– Вымой руки содой, Марион, – распорядилась она. – Здесь в каждом камне по карату, посмотрим, хорошо ли они горят? – и старуха швырнула кольцо в топку плиты. Золото расплавилось, камни же, голубовато-черные, как сталь, почти не отличались от углей. Затем мамушка совком вынула угли и бросила их в ведро с водой.
– Чтобы они ни на кого ни накликали беды. Гаулейтер по нескольку недель проводил в Польше, затем возвращался, утомленный и обессиленный попойками в тылу, и через несколько дней уезжал снова. Когда же он решил остаться там на более продолжительное время, то был срочно вызван телеграммой в Мюнхен. Он получил новое назначение, и его автомобили снова помчались на восток. К концу польского похода гаулейтер опять прибыл в Эйнштеттен. «На этот раз уже надолго», – заявил он.

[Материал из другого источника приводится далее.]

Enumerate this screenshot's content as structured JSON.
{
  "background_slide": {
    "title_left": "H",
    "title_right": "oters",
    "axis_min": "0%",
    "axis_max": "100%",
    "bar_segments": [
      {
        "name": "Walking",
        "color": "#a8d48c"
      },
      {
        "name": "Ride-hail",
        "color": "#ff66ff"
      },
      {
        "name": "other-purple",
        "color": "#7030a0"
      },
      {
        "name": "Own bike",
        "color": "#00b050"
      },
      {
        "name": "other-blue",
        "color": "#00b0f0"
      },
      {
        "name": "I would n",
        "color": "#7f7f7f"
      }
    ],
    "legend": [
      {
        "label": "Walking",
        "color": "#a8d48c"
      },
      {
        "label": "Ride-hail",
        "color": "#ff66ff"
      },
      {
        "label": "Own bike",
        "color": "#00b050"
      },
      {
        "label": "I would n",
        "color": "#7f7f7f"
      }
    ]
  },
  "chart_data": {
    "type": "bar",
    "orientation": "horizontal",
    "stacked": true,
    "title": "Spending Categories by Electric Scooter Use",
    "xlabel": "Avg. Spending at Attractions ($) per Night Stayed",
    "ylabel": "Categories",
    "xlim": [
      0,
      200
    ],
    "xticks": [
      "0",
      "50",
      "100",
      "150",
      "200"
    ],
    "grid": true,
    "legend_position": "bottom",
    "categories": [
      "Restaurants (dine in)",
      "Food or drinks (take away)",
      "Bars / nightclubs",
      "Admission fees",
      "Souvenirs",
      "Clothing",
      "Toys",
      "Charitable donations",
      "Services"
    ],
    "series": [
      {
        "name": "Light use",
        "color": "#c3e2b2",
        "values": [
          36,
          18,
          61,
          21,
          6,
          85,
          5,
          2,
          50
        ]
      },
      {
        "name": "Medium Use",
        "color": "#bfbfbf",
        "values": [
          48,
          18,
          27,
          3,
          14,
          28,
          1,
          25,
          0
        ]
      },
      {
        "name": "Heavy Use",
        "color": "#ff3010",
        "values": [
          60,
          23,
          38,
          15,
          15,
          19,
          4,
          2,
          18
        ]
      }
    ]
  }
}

Он пригласил Марион к чаю и очень тепло ее принял. Приглашены были еще майорша Зильбершмидт, которую Марион уже несколько раз видела в Эйнштеттене, и адъютанты Румпфа, Фогельсбергер и Мен; капитан Фрей погиб на фронте. Марион от души радовалась, что она здесь не единственная гостья. Майорша Зильбершмидт всегда вела себя с ней изысканно вежливо. Она, как говорили, была помолвлена с Фогельсбергером, однако оставалась в большой дружбе с гаулейтером.
Как-то раз майорша сказала Марион:
– Гаулейтер очень высоко ставит вас. Он влюблен в ваш смех и сделает для вас все что угодно.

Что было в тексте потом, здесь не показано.